When in fact, they were taught. Including by me—and I don’t mean the “hey, by the way, don’t forget the middle term in binomial multiplication”, but “you are clubbing orphan seals and making baby Jesus cry when you forget the middle term” while banging myself on the head with a whiteboard. And some of them just forgot anyway.

I don’t know how my kids will do on their state tests, but it’s safe to say that the geometry and second year algebra I exposed them to was considerably less than it would have been had their assessment scores at the beginning of class been the ones they got at the end of class. And because no one wants to acknowledge the huge deficit half or more of each class has in advanced high school math, high schools won’t be able to teach the kids the skills they need in the classes they need—namely, prealgebra for a year, “first year” algebra for two years, and then maybe some geometry and second year algebra. If they do okay on the earlier stuff.

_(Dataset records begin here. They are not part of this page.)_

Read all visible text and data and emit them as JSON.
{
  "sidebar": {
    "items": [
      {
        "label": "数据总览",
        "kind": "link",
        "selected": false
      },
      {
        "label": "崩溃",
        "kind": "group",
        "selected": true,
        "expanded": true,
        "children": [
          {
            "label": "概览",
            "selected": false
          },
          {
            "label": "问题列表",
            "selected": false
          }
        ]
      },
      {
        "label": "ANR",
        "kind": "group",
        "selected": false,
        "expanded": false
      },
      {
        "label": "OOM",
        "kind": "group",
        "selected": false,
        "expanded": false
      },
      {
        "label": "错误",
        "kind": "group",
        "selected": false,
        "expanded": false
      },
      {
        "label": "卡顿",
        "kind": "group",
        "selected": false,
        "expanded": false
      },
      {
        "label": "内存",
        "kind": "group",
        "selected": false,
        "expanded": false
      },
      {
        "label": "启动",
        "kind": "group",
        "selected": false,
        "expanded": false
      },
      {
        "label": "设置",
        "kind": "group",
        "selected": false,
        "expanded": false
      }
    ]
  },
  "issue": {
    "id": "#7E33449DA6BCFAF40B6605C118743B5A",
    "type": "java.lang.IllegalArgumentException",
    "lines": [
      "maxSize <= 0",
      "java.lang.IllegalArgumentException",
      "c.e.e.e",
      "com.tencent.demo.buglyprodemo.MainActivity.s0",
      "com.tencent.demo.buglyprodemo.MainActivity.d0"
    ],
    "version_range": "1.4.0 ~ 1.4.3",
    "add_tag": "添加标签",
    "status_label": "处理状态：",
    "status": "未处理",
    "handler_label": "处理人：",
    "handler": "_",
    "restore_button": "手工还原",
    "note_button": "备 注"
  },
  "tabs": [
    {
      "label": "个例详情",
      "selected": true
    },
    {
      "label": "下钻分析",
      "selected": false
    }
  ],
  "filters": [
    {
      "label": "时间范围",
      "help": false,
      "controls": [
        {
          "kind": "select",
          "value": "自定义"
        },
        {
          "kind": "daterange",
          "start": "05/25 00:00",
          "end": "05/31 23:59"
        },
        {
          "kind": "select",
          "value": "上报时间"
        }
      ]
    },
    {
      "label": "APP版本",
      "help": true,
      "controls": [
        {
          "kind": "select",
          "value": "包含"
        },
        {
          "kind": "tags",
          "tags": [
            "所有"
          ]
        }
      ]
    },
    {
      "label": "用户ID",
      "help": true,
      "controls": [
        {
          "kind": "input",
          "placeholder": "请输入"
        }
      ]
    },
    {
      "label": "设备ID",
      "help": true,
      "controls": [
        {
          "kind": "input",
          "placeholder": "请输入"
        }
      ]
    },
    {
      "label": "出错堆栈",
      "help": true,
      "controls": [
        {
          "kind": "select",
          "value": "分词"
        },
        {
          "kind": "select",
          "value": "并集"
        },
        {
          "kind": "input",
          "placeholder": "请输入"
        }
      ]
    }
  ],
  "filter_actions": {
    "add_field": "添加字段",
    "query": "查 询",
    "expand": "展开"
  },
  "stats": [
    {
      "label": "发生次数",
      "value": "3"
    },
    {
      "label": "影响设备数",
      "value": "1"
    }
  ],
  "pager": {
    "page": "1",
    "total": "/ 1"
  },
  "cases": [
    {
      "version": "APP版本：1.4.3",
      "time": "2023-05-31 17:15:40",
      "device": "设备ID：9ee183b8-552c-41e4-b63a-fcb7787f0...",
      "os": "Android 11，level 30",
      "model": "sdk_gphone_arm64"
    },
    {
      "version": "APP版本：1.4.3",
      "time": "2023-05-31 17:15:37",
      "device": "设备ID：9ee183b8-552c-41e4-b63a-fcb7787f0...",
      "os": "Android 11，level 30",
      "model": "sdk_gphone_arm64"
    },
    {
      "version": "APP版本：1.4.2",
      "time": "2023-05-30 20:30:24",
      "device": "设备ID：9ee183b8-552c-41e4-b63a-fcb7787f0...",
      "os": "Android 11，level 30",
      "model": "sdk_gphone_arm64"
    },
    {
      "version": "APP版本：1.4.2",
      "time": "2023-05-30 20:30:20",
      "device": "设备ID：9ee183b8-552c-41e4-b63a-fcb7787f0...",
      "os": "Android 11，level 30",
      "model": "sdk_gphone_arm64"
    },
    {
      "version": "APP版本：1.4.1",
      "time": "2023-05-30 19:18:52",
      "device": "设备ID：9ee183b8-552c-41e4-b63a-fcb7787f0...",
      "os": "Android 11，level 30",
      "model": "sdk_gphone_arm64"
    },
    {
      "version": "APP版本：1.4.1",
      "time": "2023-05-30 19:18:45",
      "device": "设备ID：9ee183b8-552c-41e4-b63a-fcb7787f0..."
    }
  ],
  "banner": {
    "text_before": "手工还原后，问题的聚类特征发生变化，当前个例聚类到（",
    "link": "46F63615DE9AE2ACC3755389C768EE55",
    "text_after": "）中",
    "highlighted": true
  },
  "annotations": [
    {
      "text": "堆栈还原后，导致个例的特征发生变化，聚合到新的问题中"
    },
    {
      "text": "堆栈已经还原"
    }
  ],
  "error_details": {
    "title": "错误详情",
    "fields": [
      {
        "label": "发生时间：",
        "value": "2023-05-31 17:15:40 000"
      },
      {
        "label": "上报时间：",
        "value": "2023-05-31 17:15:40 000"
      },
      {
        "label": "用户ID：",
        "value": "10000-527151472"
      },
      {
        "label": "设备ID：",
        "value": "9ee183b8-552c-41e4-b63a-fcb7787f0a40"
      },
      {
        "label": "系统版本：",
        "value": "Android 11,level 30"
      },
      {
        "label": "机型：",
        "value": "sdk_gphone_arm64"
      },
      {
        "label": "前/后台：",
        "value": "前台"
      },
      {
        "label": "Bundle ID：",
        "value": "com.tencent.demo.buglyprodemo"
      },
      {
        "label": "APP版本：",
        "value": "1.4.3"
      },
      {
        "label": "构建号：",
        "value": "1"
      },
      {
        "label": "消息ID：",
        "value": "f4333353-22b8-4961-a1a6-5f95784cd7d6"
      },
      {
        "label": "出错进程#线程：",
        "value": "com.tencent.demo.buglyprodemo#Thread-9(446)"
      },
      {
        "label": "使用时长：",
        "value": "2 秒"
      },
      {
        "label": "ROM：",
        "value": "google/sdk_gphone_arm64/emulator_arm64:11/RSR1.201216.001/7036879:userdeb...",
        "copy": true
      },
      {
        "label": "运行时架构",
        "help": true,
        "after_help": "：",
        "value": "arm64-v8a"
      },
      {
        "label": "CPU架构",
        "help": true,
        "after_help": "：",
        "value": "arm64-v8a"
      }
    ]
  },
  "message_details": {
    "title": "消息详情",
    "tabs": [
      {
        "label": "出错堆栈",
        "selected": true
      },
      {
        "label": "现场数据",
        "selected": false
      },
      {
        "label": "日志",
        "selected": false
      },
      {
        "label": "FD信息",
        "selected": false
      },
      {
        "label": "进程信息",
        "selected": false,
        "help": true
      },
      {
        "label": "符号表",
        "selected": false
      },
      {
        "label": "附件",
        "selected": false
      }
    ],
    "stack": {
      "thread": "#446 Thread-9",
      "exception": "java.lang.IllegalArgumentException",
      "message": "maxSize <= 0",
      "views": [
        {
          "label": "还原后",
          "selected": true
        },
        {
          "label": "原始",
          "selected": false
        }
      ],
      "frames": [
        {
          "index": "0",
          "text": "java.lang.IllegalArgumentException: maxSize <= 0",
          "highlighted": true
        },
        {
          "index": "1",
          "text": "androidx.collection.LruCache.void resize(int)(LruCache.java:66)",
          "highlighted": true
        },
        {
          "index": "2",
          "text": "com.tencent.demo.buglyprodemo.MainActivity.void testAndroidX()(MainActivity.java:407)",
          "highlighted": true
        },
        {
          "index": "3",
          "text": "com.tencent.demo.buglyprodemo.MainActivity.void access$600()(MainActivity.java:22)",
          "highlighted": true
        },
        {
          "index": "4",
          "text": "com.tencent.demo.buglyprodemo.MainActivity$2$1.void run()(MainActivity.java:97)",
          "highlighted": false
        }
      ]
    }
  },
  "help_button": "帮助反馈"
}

Instead, high schools are forced to pretend that transcripts reflect reality, that all kids in geometry classes are capable of passing a pre-algebra test, much less an algebra one test. Meanwhile, reformers won’t know that I improved my kids’ basic algebra skills whilst still teaching them a lot of geometry/algebra II, because the tests they’ll insist on judging me with will assume a) that the kids had that earlier material mastered or b) that I could just catch them up quickly because after all, the only problem was the kids’ earlier teachers had never taught them.